大野長官は十四日の参院外交防衛委員会で、日米で共同研究中の次世代MDシステムについて「場合によっては第三国への供与があり得る」と答弁し、日本製のMD関連部品が米国経由で他国に輸出される可能性を認めた。
政府は昨年末の官房長官談話で、武器輸出三原則を緩和し、米国向けのMDの関連部品に限って解禁した。
この際、米国とのMD以外の武器の開発や、米国以外の国へのテロ・海賊対策の武器の輸出については、「個別の案件ごとに検討の上、結論を得る」とした。
つまりMD関連部品の第三国移転は、武器輸出三原則で認められないはずなのに、大野長官自らがその可能性を認めてしまったことになる。

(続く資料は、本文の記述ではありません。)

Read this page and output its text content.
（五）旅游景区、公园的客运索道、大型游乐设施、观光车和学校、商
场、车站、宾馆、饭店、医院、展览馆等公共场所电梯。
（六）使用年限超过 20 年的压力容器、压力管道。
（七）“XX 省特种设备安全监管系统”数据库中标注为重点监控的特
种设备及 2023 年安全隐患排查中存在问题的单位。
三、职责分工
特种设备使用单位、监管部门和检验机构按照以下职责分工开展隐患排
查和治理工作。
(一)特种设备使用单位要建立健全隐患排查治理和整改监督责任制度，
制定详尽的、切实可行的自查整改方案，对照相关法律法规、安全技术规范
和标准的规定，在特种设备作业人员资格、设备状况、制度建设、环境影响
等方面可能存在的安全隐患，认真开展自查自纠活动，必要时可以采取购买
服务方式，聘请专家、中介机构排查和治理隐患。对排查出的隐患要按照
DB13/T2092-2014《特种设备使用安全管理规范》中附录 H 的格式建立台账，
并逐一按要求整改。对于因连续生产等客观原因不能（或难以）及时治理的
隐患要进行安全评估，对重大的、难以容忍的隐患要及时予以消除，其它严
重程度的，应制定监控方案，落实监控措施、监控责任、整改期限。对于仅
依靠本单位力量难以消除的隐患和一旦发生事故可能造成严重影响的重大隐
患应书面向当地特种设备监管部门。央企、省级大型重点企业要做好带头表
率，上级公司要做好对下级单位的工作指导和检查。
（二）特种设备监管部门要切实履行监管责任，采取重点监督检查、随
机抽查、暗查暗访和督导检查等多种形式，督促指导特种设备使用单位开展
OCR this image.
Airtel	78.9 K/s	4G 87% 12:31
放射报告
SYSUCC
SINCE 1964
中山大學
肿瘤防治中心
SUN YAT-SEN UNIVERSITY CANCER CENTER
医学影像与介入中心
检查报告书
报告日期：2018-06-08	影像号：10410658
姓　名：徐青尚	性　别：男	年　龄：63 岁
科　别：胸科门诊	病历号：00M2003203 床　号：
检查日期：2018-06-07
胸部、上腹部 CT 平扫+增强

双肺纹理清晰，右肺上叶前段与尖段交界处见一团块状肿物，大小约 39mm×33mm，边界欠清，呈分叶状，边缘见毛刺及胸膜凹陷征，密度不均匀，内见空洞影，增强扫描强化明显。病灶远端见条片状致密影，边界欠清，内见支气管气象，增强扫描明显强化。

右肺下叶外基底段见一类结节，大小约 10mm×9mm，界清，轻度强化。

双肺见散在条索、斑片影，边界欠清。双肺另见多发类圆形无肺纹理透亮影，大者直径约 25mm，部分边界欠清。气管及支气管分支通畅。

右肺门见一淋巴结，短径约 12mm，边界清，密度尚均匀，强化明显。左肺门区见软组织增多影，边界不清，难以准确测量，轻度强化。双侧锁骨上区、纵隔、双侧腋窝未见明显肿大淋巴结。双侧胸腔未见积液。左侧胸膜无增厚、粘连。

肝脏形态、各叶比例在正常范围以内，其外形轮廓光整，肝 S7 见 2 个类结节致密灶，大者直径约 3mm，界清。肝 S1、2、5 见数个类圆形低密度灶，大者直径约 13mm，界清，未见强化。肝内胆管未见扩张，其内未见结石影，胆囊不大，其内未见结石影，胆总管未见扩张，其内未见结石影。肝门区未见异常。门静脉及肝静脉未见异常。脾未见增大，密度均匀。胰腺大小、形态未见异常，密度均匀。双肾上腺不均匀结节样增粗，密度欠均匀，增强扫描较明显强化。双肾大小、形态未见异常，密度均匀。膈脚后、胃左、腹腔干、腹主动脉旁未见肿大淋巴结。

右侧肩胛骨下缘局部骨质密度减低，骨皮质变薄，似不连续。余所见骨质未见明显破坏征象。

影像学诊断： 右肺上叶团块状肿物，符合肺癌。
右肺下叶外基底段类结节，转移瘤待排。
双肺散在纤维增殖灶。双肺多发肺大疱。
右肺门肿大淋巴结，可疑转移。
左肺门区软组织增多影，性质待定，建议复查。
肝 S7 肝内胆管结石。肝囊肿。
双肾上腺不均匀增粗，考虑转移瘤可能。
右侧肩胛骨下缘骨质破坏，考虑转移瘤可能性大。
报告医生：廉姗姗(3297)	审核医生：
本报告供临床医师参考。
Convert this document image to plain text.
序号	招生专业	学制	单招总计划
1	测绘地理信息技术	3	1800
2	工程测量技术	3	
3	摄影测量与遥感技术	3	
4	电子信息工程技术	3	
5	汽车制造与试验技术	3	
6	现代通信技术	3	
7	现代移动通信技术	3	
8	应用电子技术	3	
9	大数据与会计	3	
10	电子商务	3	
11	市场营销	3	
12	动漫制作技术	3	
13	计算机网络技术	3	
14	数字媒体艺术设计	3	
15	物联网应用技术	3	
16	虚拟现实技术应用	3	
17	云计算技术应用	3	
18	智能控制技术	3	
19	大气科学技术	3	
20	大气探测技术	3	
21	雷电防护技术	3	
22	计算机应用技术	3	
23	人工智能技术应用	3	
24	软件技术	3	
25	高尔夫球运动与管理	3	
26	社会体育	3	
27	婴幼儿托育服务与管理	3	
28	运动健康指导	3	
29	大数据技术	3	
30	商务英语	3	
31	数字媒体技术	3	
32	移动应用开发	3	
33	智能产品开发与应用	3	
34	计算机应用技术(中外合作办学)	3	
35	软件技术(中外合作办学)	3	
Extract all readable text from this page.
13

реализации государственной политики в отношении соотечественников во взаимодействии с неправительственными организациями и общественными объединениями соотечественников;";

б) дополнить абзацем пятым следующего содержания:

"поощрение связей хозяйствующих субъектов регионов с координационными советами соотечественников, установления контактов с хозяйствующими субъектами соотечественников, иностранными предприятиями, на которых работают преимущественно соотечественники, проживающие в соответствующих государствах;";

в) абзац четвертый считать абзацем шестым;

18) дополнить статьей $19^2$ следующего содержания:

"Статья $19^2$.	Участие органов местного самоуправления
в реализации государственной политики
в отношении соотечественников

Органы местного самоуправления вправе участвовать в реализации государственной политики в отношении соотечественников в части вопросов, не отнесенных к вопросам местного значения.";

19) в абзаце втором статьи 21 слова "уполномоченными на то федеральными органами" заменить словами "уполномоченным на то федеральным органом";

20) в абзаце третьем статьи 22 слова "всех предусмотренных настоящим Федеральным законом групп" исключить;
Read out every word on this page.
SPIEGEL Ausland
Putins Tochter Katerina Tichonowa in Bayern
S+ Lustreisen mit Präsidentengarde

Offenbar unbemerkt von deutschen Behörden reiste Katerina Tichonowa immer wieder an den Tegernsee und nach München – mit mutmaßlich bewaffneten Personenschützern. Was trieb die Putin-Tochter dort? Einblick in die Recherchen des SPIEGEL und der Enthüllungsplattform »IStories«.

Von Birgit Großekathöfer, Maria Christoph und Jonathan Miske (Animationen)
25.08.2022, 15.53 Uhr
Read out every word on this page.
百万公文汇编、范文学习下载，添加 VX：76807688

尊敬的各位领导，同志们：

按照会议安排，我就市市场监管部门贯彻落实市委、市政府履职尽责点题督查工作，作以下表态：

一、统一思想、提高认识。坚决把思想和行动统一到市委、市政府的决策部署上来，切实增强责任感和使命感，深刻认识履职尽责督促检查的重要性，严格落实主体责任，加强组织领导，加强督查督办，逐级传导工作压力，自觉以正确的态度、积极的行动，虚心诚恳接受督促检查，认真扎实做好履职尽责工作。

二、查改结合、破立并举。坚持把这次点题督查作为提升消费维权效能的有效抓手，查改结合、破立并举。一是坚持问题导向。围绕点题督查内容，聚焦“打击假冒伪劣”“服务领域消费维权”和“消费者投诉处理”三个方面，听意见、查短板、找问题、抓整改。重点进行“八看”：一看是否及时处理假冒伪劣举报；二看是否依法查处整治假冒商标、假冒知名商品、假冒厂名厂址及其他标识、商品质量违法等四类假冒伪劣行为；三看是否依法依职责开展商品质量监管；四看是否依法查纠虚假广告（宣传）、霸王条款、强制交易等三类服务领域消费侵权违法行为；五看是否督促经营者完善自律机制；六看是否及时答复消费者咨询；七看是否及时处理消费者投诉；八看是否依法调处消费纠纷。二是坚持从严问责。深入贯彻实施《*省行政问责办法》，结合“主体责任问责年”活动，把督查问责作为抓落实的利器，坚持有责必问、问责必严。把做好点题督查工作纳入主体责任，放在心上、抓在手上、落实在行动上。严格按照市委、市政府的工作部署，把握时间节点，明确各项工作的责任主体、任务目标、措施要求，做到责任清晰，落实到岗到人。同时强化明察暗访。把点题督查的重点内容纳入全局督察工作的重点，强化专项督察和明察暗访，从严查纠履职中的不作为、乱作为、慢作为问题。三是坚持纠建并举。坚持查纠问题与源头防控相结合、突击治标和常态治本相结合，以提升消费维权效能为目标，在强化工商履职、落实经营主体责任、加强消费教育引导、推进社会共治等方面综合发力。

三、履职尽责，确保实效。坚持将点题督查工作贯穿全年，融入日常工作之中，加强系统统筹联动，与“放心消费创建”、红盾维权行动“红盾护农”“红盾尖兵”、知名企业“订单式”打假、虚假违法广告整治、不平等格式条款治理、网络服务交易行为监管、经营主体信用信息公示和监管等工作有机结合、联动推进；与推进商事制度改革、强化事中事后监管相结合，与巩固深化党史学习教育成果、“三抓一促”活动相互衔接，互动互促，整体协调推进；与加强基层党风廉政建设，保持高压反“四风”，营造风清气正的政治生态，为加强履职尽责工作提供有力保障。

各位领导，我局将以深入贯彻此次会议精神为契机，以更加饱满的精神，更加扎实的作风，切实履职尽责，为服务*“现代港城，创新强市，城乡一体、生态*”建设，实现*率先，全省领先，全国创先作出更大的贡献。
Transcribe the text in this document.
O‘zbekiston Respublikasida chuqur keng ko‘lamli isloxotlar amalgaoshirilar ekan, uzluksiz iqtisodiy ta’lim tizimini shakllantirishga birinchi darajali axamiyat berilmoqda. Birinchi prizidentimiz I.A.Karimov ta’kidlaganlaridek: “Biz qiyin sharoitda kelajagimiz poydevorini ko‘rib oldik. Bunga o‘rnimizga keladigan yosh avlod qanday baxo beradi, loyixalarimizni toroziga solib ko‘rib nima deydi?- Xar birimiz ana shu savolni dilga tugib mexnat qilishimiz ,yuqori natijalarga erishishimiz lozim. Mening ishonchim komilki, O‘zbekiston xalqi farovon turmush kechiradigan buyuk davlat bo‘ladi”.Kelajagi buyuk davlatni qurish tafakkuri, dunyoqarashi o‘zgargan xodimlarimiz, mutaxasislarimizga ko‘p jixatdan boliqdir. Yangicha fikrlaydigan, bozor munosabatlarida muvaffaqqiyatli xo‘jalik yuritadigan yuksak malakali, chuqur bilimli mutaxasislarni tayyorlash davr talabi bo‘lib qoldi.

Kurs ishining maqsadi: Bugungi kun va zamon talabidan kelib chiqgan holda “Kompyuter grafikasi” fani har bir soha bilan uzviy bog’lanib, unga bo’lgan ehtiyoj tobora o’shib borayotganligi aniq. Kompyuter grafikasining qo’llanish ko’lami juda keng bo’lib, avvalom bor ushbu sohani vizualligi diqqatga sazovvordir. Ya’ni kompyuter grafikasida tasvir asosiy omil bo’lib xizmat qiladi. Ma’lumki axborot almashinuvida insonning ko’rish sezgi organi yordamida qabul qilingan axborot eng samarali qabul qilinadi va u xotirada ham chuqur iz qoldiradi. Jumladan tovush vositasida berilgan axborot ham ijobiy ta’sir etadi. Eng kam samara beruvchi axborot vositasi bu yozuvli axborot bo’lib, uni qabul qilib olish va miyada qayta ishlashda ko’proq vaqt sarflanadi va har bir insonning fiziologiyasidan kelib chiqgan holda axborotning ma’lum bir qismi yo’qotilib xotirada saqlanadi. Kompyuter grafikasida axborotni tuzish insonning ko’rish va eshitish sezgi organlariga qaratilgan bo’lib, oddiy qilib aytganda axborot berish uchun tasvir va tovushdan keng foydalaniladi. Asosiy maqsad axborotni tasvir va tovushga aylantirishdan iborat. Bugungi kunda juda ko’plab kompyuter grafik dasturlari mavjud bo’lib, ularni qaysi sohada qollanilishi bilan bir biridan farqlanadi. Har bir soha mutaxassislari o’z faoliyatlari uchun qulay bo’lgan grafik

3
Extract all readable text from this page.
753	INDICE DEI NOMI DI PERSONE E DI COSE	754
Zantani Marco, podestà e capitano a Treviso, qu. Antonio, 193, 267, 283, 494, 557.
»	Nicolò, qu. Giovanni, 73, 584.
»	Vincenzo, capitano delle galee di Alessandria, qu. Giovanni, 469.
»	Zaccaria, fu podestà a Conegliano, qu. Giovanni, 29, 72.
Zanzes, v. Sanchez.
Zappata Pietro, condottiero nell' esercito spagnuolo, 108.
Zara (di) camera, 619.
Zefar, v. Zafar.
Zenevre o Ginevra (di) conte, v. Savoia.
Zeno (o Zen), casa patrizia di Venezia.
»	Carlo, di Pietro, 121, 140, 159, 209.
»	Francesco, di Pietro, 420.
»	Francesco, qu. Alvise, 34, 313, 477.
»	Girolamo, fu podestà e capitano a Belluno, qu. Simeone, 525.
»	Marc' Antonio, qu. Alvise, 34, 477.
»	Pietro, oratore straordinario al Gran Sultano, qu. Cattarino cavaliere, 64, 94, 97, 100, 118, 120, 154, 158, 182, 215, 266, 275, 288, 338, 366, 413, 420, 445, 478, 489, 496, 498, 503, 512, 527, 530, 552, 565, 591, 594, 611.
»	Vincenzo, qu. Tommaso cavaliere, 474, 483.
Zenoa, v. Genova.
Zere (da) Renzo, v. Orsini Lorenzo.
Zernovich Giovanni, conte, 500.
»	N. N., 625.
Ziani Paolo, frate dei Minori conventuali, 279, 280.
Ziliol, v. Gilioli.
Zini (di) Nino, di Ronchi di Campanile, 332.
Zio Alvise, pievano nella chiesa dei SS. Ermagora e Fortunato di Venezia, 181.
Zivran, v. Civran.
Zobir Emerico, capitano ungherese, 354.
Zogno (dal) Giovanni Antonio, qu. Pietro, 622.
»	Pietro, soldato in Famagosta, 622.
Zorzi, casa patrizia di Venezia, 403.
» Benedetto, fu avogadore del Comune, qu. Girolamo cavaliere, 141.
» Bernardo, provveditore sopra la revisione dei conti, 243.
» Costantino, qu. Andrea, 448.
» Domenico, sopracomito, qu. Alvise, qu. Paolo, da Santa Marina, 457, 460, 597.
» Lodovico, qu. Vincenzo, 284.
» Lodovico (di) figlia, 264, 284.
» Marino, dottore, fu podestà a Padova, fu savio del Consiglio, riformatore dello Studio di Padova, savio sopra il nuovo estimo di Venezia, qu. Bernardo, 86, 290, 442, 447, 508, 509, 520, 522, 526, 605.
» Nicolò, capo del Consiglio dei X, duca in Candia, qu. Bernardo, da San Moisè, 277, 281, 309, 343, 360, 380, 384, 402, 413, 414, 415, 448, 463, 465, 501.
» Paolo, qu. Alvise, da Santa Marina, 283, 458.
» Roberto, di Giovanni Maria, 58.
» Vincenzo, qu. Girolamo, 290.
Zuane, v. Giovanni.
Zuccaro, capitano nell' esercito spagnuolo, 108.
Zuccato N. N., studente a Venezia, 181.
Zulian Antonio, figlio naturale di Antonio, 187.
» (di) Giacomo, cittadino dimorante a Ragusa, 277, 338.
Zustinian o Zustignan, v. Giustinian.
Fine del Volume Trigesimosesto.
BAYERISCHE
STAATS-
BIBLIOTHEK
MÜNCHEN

また、MD運用のための米国との情報共有も問題をはらむ。
日米両政府は六月、MD運用のための「上級委員会」を発足し、情報収集での協力を深めることで一致したが、日本がどれだけの情報を提供するかの線引きは不明確だ。
米国が日本の提供する情報を、攻撃や迎撃に役立てれば、憲法が禁じる武力行使や集団的自衛権の行使に抵触する恐れもある。
大野長官は情報提供の範囲について「これからきちっとアメリカと協議したい」と答弁するにとどまっている。
参院外交防衛委員会は十四日、ミサイル防衛(MD)システムの運用手続きを定める自衛隊法改正案を自民、公明両党の賛成多数で可決した。与野党が十五日の参院本会議開催を見送ることで合意したことから、同法案は二十日の本会議で可決、成立する見通しだ。
法改正は、発射から短時間で着弾する弾道ミサイルを迎撃するため、迎撃命令までの手続きを簡略化するのが狙い。改正案は、手続きが複雑な防衛出動命令を発令せずに、新設する「弾道ミサイル等に対する破壊措置」という概念で迎撃を可能にし、ミサイル攻撃の切迫度に応じて迎撃手続きを二通りに類型している。
他国が燃料注入などミサイルを発射する明確な兆候がある場合は、防衛庁長官が首相に部隊展開を上申し、閣議を経て迎撃を命じる。
明確な兆候がないものの、実験など警戒を要する動きを他国が見せた場合は、あらかじめ作成する「緊急対処要領」に基づいて対処し、実際にミサイルが発射されれば、現場指揮官の判断で迎撃する。
政府は二〇〇七年三月からMDシステムの配備を開始する。
自衛隊法改正法案は、陸海空自衛隊と統合幕僚会議を改編し、新設する「統合幕僚長」が、陸海空自衛隊の運用に関して防衛庁長官を一元的に補佐する体制に改める機構改革も盛り込んでいる。